In the US data space, advanced Goods Trade Balance is due seconded by the FHFA’s House Price Index, the Chicago PMI, Consumer Confidence tracked by the Conference Board and the Richmond Fed Manufacturing Index.

What to look for around USD

The index appears bid near the 105.00 barrier amidst the resumption of the buying interest in the dollar in the first half of the week. The probable pivot/impasse in the Fed’s normalization process narrative is expected to remain in the centre of the debate along with the hawkish message from Fed speakers, all after US inflation figures for the month of January showed consumer prices are still elevated, the labour market remains tight and the economy maintains its resilience.

The loss of traction in wage inflation – as per the latest US jobs report - however, seems to lend some support to the view that the Fed’s tightening cycle have started to impact on the still robust US labour markets somewhat.

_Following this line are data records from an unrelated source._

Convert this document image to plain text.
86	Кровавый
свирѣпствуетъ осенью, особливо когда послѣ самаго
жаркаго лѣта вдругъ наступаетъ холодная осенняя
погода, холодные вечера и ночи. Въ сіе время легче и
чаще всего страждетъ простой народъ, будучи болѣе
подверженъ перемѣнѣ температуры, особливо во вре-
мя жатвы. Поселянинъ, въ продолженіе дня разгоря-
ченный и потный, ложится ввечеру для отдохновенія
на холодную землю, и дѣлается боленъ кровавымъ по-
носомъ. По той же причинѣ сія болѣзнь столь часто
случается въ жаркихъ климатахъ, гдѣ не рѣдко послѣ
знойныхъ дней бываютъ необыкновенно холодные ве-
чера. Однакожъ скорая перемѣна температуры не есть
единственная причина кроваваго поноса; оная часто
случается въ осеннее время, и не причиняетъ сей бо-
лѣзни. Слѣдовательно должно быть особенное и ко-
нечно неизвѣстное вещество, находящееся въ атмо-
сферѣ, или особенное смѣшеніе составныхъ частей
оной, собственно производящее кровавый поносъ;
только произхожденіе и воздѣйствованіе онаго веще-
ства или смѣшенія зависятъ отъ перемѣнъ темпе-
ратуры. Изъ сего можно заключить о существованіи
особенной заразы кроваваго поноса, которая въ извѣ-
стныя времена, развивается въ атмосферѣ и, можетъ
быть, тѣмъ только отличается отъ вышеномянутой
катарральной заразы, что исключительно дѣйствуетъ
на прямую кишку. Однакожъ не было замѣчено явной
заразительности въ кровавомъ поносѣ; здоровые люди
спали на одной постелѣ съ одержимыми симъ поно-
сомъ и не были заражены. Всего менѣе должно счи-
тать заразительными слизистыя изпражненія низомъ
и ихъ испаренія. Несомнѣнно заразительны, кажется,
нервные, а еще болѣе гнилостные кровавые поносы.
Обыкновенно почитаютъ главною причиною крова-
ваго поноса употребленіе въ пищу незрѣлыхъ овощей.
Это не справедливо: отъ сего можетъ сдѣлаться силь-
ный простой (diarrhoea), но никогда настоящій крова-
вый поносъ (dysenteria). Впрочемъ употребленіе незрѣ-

Key events in the US this week: Advanced Goods Trade Balance, FHFA House Price Index, CB Consumer Confidence (Tuesday) – MBA Mortgage Approvals, Final Manufacturing PMI, ISM Manufacturing, Construction Spending (Wednesday) – Initial Jobless Claims (Thursday) – Final Services PMI, ISM Non-Manufacturing (Friday). Eminent issues on the back boiler: Rising conviction of a soft landing of the US economy. Persistent narrative for a Fed’s tighter-for-longer stance. Terminal rates near 5.5%? Fed’s pivot. Geopolitical effervescence vs. Russia and China. US-China trade conflict.

USD Index relevant levels

Now, the index is gaining 0.20% at 104.85 and faces the next hurdle at 105.35 (monthly high February 27) seconded by 105.63 (2023 high January 6) and then 106.49 (200-day SMA). On the other hand, the breach of 103.43 (55-day SMA) would open the door to 102.58 (weekly low February 14) and finally 100.82 (2023 low February 2).